The transmitter 600 may include or be housed in an enclosure that is sealed against entry of moisture and solid material and debris and may be surge protected to protect against electrical overload. Communications between the transmitter 600 and other devices (e.g., 400, 402, 632, and 636) may furthermore be password protected with unique passwords. Those passwords may relate to a customer, organization, site, or otherwise as desired to restrict access to information to those having a legitimate interest in the information to be shared between devices. The transmitter 600 may also include terminal connections for quick interface of sensor 30, user interface 632, or other devices and may provide user outputs, such as an LEDs or gauges.


The transmitter 600 may also include one or more indicators 634 that extend through its enclosure to provide operational information to an onlooker. For example, the indicators 634 may include one or more LEDs that indicate information such as operating status of the transmitter 600 and communication between the transmitter 600 and another node. The indicators 634 may furthermore include one or more readouts that indicate, for example, the signal being received by the transmitter 600 or the signal being or to be transmitted by the transmitter 600.


It is also contemplated herein that the system 2 may be employed with a number of geo-fences 200, 300, shown in simplified form in dashed line drawing in FIG. 1 to determine the location of the truck 10 when it loads or unloads. For example, reference numerals 210, 310 denote well pads configured to contain oil that the truck 10 will obtain. As shown, surrounding each well pad 210, 310 is a corresponding one of the geo-fences 200, 300, a virtual fence that may include GPS coordinates of the location of the well pads 210, 310. Additionally, as shown, the truck 10 may also have a GPS system 100, shown in simplified form and the location of the truck 10 may be determined from the GPS system 100. Using that system, when a truck 10 that arrives at well pad 210, the GPS system 100 will indicate that the truck 10 is located at the geo-fence 200. Accordingly, when the truck 10 arrives at the geo-fence 200, the geo-fence 200 will advantageously be able to indicate that the truck 10 was previously at, for example, the geo-fence 300. This truck 10 location information makes tracking the fluid in the truck 10 significantly easier.
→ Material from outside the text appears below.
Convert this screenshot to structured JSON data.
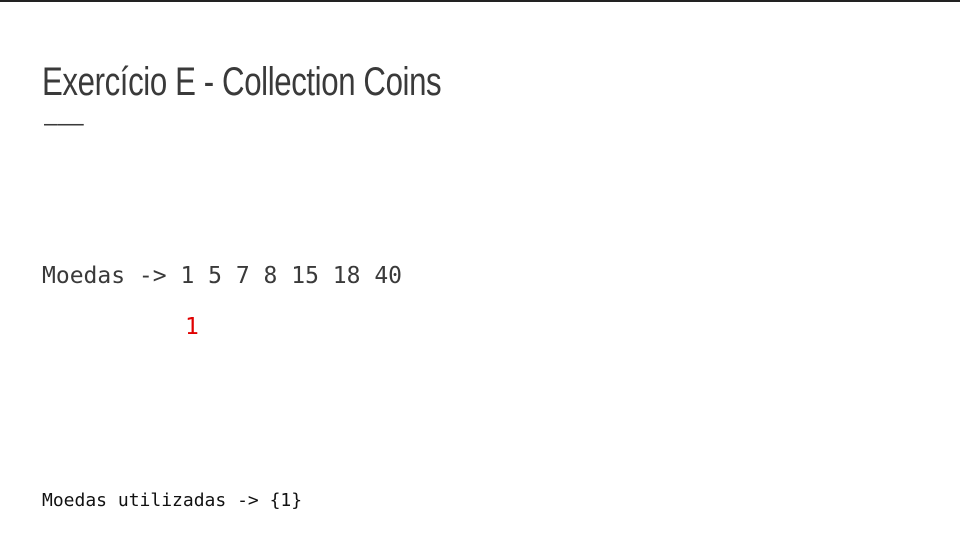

Once the fluid is moved to a new well pad 210, 310, the truck 10 is registered at the new geo-fence 200, 300, which is recorded for the specific truck. In this manner, the travel path and distribution or accumulation of the liquid in the tank 12 can be recorded and monitored.



FIG. 5 illustrates a method 500 of measuring the volume of a tanker truck 10 tank 12 performed by a processor 212. At 502, a tank identifier indicates to the processor 212 which tank 12 the level sensor 30 is sensing, the level sensor 30 providing a signal corresponding to the level of fluid in that identified tank 12. At 504, the level sensor 30 provides a signal to the processor 212 corresponding to the level of fluid in the identified tank 12 and the processor 212 receives that level signal. At 506, the processor 212 or a networked processor 20, 402, 636 correlates the level of the fluid to a strap chart 300 for the identified tank 12, the strap chart 300 having been previously created and stored for access by the processor 212, 20, 402, 636. At 508, the processor 212, 20, 402, 636 provides an output representing the volume of fluid that corresponds to the level of fluid indicated for the tank 12, the volume correlating to level in the strap chart 300.



FIG. 6 illustrates an embodiment of a vacuum tank unloading system 100. The vacuum tank unloading system 100 of this embodiment may be employed to expedite offloading of tanker trucks 10. In this embodiment a plurality of tanker truck 10 offloading stations 110 are provided so that more than one tanker truck 10 can have fluid from their associated tanks 12 offloaded simultaneously into the manifold. For example, in an embodiment for offloading tanks of water-based fluids used in hydraulic fracturing, ten offloading stations 110 may be provided. A tanker truck 10 may pull up to and connect to a manifold system 101 through an offloading station 110 when that offloading station 110 is not occupied or otherwise used by another truck 10. An offloading station 110 can be used independent of other station occupancy, regardless of any use or maintenance occurring of the other offloading stations 110, and regardless of whether one or more trucks 10 occupying one or more other stations are in the process of offloading. The tanker truck 10 that pulls into an offloading station can connect to an offloading line 112 at the offloading station 110 and offload the contents of its tank 12 through the offloading line 112 while other trucks 10 are simultaneously offloading their tanks 12.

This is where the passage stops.